Let $A,B$ be ordered sets and let $\mathcal A,\mathcal B$ be the corresponding categories. Show that a functor $\mathcal A\to \mathcal B$ amounts to an order-preserving map $A\to B$.
What is the precise meaning of "amounts to"? It sounds too informal. Does it mean that a functor $\mathcal A\to \mathcal B$ gives rise to an order-preserving map $A\to B$, and conversely?
Here's how I understand the correspondence between ordered sets and categories. Given an ordered set $A$, the corresponding category $\mathcal A$ has as objects the elements of $A$, and if $a,b$ are objects, then $a\to b$ iff $a\le b$ in $A$. There is at most one arrow between any two objects. A function $A\to B$ between ordered sets is a functor between the corresponding categories. I don't have a firm understanding of the latter -- formally speaking, why is it the case? (I assumed it is the case because I have a feeling that it should be the case.)
Now let $F:\mathcal A\to \mathcal B$ be a functor and $a,b$ be objects of $\mathcal A$. Suppose $a\to b$ in $\mathcal A$. Then $F(a)\to F(b)$ in $\mathcal B$ by the definition of a functor. That is, if $a\le b$ in $B$, then $F(a)\le F(b)$ in $B$. So it looks like the claim we want to prove is trivial. Is this indeed so? The only thing which remains murky is the correspondence between functions and functors I asked in the previous paragraph.
Update:
I think here's what I was looking for:
1) Let $F:\mathcal A\to \mathcal B$ be a functor and $a,b$ be objects of $\mathcal A$. Suppose $a\to b$ in $\mathcal A$. Then $F(a)\to F(b)$ in $\mathcal B$ by the definition of a functor. By the definition of $\to$, this means $F(a)\le F(b)$ in $B$. Since $F$ is, in particular, a function $Ob(\mathcal A)=A\to Ob(\mathcal B)=B$, the functor $F$ indeed gives rise to an order-preserving function $A\to B$.
2) Now suppose we have an order-preserving function $F:A\to B$. So if $a\le b$, then $F(a)\le F(b)$. Because of the this, $F$ can be regarded as a functor $\mathcal A\to \mathcal B$. We already know that it is a function $Ob(\mathcal A)\to Ob(\mathcal B)$, so it suffices to show that it can be also regarded as a function $\mathcal A(a,b)\to\mathcal B(F(a),F(b))$ for all $a,b\in Ob(\mathcal A)$ (that satisfies functoriality). Indeed, if $a\to b$ in $\mathcal A$, then $a\le b$ in $A$, so since $F:A\to B$ is order-preserving, it follows that $F(a)\le F(b)$, hence $F(a)\to F(b)$. This gives a map $\mathcal A(a,b)\to\mathcal B(F(a),F(b))$. I don't quite see how to prove functoriality.

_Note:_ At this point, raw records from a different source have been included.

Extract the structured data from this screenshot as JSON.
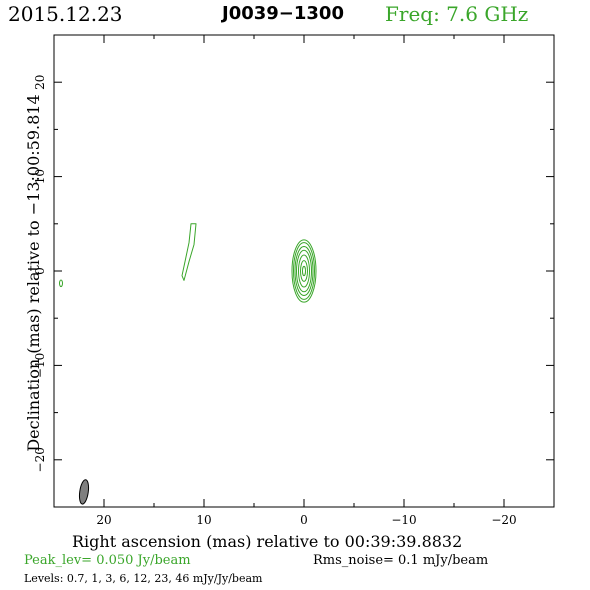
{
  "header": {
    "date": "2015.12.23",
    "source": "J0039−1300",
    "frequency": "Freq: 7.6 GHz"
  },
  "footer": {
    "peak": "Peak_lev=  0.050 Jy/beam",
    "rms": "Rms_noise=  0.1 mJy/beam",
    "levels": "Levels: 0.7,    1,    3,    6,   12,   23,   46 mJy/Jy/beam"
  },
  "chart_data": {
    "type": "contour",
    "xlabel": "Right ascension (mas) relative to 00:39:39.8832",
    "ylabel": "Declination (mas) relative to −13:00:59.814",
    "xlim": [
      25,
      -25
    ],
    "ylim": [
      -25,
      25
    ],
    "x_ticks": [
      20,
      10,
      0,
      -10,
      -20
    ],
    "x_tick_labels": [
      "20",
      "10",
      "0",
      "−10",
      "−20"
    ],
    "y_ticks": [
      -20,
      -10,
      0,
      10,
      20
    ],
    "y_tick_labels": [
      "−20",
      "−10",
      "0",
      "10",
      "20"
    ],
    "grid": false,
    "contour_color": "#3aa62a",
    "contour_levels_mJy": [
      0.7,
      1,
      3,
      6,
      12,
      23,
      46
    ],
    "core": {
      "x": 0,
      "y": 0,
      "contours": [
        {
          "rx": 1.2,
          "ry": 3.3
        },
        {
          "rx": 1.05,
          "ry": 3.0
        },
        {
          "rx": 0.9,
          "ry": 2.6
        },
        {
          "rx": 0.75,
          "ry": 2.2
        },
        {
          "rx": 0.55,
          "ry": 1.7
        },
        {
          "rx": 0.35,
          "ry": 1.1
        },
        {
          "rx": 0.15,
          "ry": 0.5
        }
      ]
    },
    "jet_component": {
      "points": [
        [
          12.0,
          -1.0
        ],
        [
          11.5,
          1.0
        ],
        [
          11.0,
          2.8
        ],
        [
          10.8,
          5.0
        ],
        [
          11.3,
          5.0
        ],
        [
          11.5,
          3.0
        ],
        [
          11.9,
          1.0
        ],
        [
          12.2,
          -0.5
        ],
        [
          12.0,
          -1.0
        ]
      ]
    },
    "small_component": {
      "x": 24.3,
      "y": -1.3,
      "rx": 0.15,
      "ry": 0.35
    },
    "beam": {
      "x": 22.0,
      "y": -23.4,
      "major": 2.6,
      "minor": 0.85,
      "pa_deg": 8,
      "fill": "#7f7f7f"
    }
  }
}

Basically you are right and maybe simply overanalysing a simple situation. The 'amount to' notion means that if you have ordered sets $A,B$ and you view them as categories as you describe, then when you look into what it means to have a functor $A\to B$ you find essentially the same information as when you look into what it means to have an order preserving function $A\to B$. And yes, the argument is very simple.
At the level indicated by the question I'd say you are expecting something more complicated than it actually is. You can safely move one. On a slightly more precise manner though there is a way to make this business very rigorous. Firstly, notice that a given ordered set $A$ can be viewed as a category in the way you describe in infinitely many ways. This is so because you must actually name the morphism $a\to b$ that must exist whenever $a\le b$. That name is an arbitrary choice and cannot be made in a canonical way. So, you have infinitely many categories that all represent the same given ordered set $A$. In the other direction though, given a category with at most one morphism between any two objects, there is a canonical ordered set associated to it, simply declare $a\le b$ when there exists a morphism $a\to b$ in the category. If we denote by $Pos$ the category of ordered sets and order preserving functions and by $Pos_C$ the category of categories with at most one morphism between any two objects, then this remark says: there is a canonical choice for a functor $Pos_C\to Pos$ but there are infinitely many choices for functors in the other direction. Now, the upshot of all of this is that the two categories in question are equivalent. The canonical functor $Pos_C\to Pos$ is an equivalence of categories, and any of the non-canonical choices in the other direction is also an equivalence, in fact a right inverse of the canonical one. Spelling this out for objects is basically what you've done in the middle paragraph. Spelling it out for morphisms is basically your last paragraph. So, the 'amounts to' phrase can be understood as a functoriality claim for the process you describe on objects.